Berdasarkan hasil temuan di lapangan terhadap penggunaan lahan yang tidak sejalan dengan RTRW 2004-2014 secara umum dibagi dalam tiga kategori
penyimpangan, yaitu sebagai berikut: 1. Terjadi penyimpangan dari RTRW 2004-2014, karena belum diperbaruinya
batas untuk berbagai penggunaan lahan pada RTRW yang baru, padahal penggunaan lahan tersebut merupakan existing condition, yang sudah ada sejak
sebelum berlakunyaditetapkannya RTRW 2004-2014. Penyimpangan tersebut bukan merupakan pelanggaran batas-batas RTRW, me lainkan terjadi karena
belum terealisasinya penggunaan lahan tersebut. 2. Penggunaan lahan yang tidak sesuai dengan RTRW yang merupakan
penyimpangan sebenarnya berupa pelanggaran terhadap batas-batas penggunaan lahan yang sudah ditetapkan dalam RTRW. Hal ini dapat
disebabkan karena terdesak kebutuhan lahan sejalan dengan meningkatnya jumlah penduduk dan karena nilai lahan yang cukup tinggi, menyebabkan
terjadinya konversi lahan. 3. Penyimpangan yang terjadi karena teknis pemetaan, yaitu oleh karena
perbedaan koreksi geometris, dan perbedaan skala peta yang digunakan. pada RTRW 2004-2014 skala peta yang digunakan belum detil 1:50.000, sehingga
ketika proses overlay dengan peta land use 1 : 100.000 ditemui beberapa jenis penggunaan lahan poligon yang sebenarnya tidak terjadi di lapangan.

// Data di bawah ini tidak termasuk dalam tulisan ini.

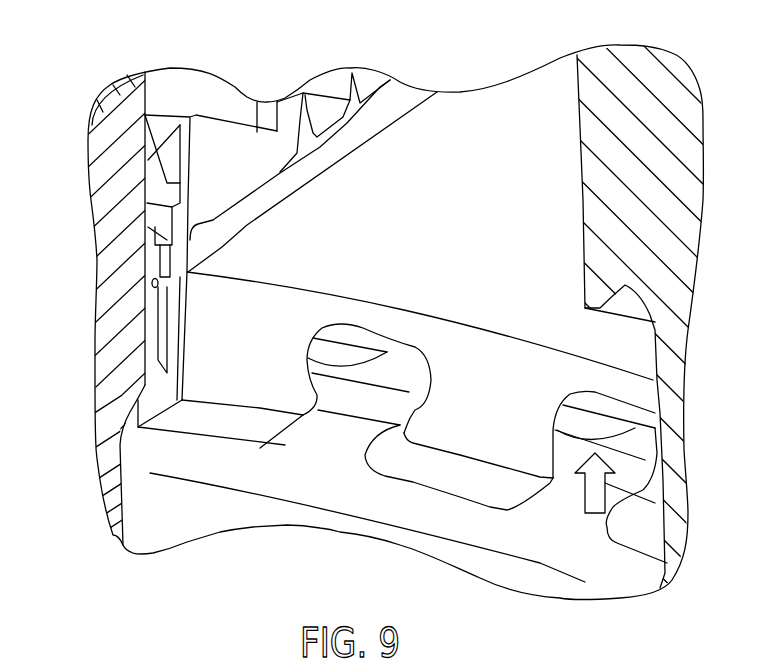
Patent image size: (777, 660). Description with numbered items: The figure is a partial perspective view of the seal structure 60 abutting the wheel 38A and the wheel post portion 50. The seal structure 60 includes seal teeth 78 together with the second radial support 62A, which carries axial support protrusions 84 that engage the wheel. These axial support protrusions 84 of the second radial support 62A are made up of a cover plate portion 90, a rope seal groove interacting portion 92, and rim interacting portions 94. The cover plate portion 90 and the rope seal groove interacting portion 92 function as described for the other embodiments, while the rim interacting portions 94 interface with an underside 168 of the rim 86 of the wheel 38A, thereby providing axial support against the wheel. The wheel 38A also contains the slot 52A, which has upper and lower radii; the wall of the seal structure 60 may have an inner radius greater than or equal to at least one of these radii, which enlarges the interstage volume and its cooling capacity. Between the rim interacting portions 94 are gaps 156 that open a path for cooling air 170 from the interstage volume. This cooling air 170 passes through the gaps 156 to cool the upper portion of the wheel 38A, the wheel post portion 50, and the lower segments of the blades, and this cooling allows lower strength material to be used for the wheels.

Hal ini dilakukan koreksi geometris terhadap poligon-poligon kecil digeneralisasi kedalam poligon yang lebih besar.
Penyimpangan penggunaan lahan yang sebenarnya terjadi adalah sebagai berikut, dapat dilihat pada Tabel 19.

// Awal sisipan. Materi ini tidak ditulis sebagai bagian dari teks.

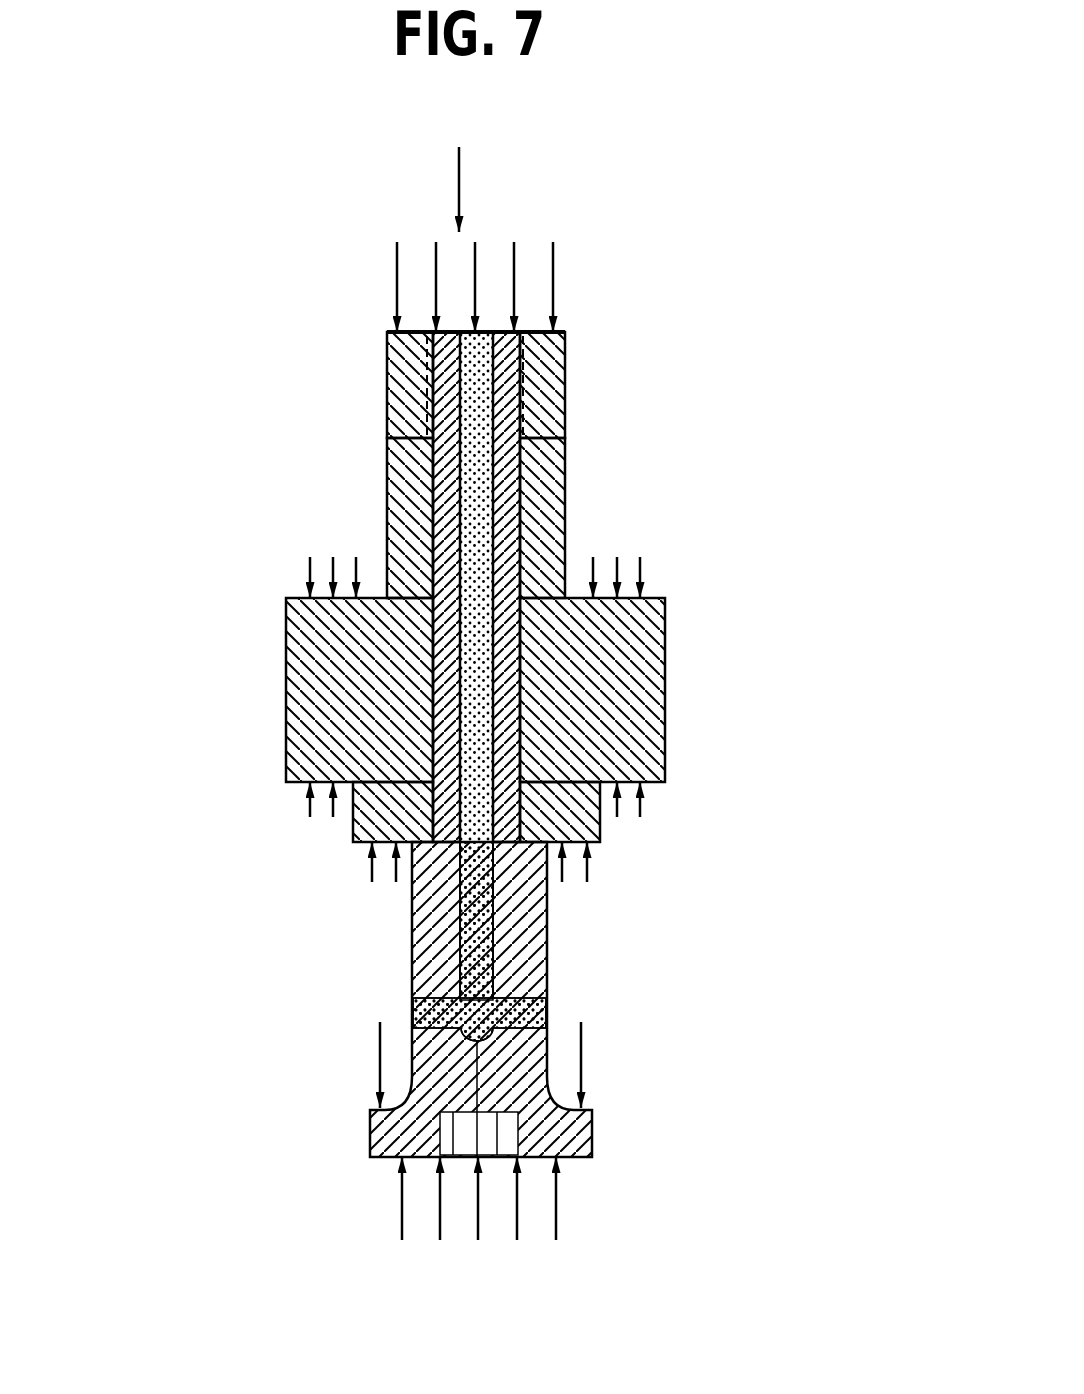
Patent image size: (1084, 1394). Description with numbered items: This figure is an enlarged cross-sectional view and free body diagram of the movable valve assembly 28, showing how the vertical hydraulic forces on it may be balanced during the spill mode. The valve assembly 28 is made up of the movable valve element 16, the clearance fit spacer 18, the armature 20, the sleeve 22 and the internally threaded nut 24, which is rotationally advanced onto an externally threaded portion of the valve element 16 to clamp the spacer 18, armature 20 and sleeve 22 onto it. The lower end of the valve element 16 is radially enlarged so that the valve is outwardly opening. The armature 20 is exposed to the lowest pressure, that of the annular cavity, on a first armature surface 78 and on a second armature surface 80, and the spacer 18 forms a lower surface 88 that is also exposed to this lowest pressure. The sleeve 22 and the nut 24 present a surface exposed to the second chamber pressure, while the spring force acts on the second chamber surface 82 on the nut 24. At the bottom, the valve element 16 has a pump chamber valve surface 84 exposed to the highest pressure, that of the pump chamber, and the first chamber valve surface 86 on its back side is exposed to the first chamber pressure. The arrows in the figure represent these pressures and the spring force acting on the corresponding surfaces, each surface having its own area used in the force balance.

The movable valve element 16 is at (540, 948).
The clearance fit spacer 18 is at (577, 825).
The armature 20 is at (642, 720).
The sleeve 22 is at (553, 497).
The internally threaded nut 24 is at (555, 365).
The valve assembly 28 is at (256, 422).
The first armature surface 78 is at (648, 560).
The second armature surface 80 is at (650, 812).
The second chamber surface 82 is at (388, 330).
The pump chamber valve surface 84 is at (552, 1158).
The first chamber valve surface 86 is at (578, 1088).
The lower surface of spacer 88 is at (357, 847).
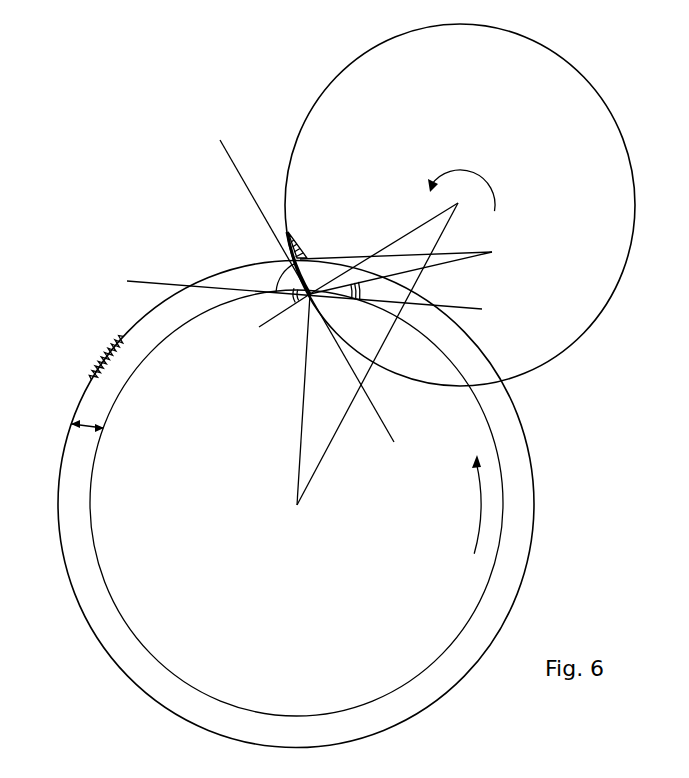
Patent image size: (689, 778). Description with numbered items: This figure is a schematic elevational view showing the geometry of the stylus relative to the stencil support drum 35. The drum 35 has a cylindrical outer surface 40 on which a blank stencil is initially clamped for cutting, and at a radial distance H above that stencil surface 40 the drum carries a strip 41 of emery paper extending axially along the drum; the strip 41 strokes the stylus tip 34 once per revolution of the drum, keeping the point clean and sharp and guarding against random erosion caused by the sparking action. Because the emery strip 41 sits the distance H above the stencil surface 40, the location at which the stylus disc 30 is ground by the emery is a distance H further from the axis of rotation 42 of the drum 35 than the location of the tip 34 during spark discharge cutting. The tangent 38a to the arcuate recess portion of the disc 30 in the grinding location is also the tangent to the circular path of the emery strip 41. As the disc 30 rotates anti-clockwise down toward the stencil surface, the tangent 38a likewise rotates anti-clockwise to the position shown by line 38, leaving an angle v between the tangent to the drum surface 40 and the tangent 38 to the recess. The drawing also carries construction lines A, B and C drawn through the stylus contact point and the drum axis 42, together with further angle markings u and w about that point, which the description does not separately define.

The stylus disc 30 is at (310, 123).
The stencil support drum 35 is at (106, 652).
The cylindrical outer surface 40 is at (98, 573).
The strip of emery paper 41 is at (100, 369).
The radial distance H is at (77, 426).
The tangent to the arcuate recess portion 38a is at (340, 257).
The line through roller center B is at (382, 250).
The tangent to the recess 38 is at (272, 322).
The stylus tip 34 is at (310, 294).
The line to cylinder center C is at (303, 390).
The tangent line A is at (366, 374).
The axis of rotation 42 is at (298, 506).
The angle u is at (276, 277).
The angle v is at (309, 280).
The angle w is at (282, 302).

Tabel 19. Distribusi Penyimpangan sebenarnya hasil koreksi
No Penyimpangan
Luas Penyimpangan ha
1 Pemukiman pada areal Hutan
3,96 0,02
2 Lahan basah menjadi pemukiman
841,08 4,96
3 Pemukiman pada sempadan sutet
69,06 0.59
4 Lahan kering menjadi pemukiman
288,57 2,35
5 Permukiman pada TPU
13,11 0,07
Jumlah 1.215,78
7,08
Luas penyimpangan sebesar 7,08 dari luas wilayah Kota Tasikmalaya pada Tabel 19 adalah merupakan penyimpangan sebenarnya yang harus menjadi
pertimbangan dalam penyusunan RTRW yang akan datang, karena merupakan pelanggaran pada batas-batas penggunaan lahan yang ditetapkan dalam RTRW
2004-2014. Penyimpangan tersebut berupa lahan pertanian lahan basah dan lahan kering, areal Hutan dan TPU. Pemukiman di bawah SUTET merupakan
pelanggaran pada batas sempadan, karenanya harus ditertibkan atau direlokasi.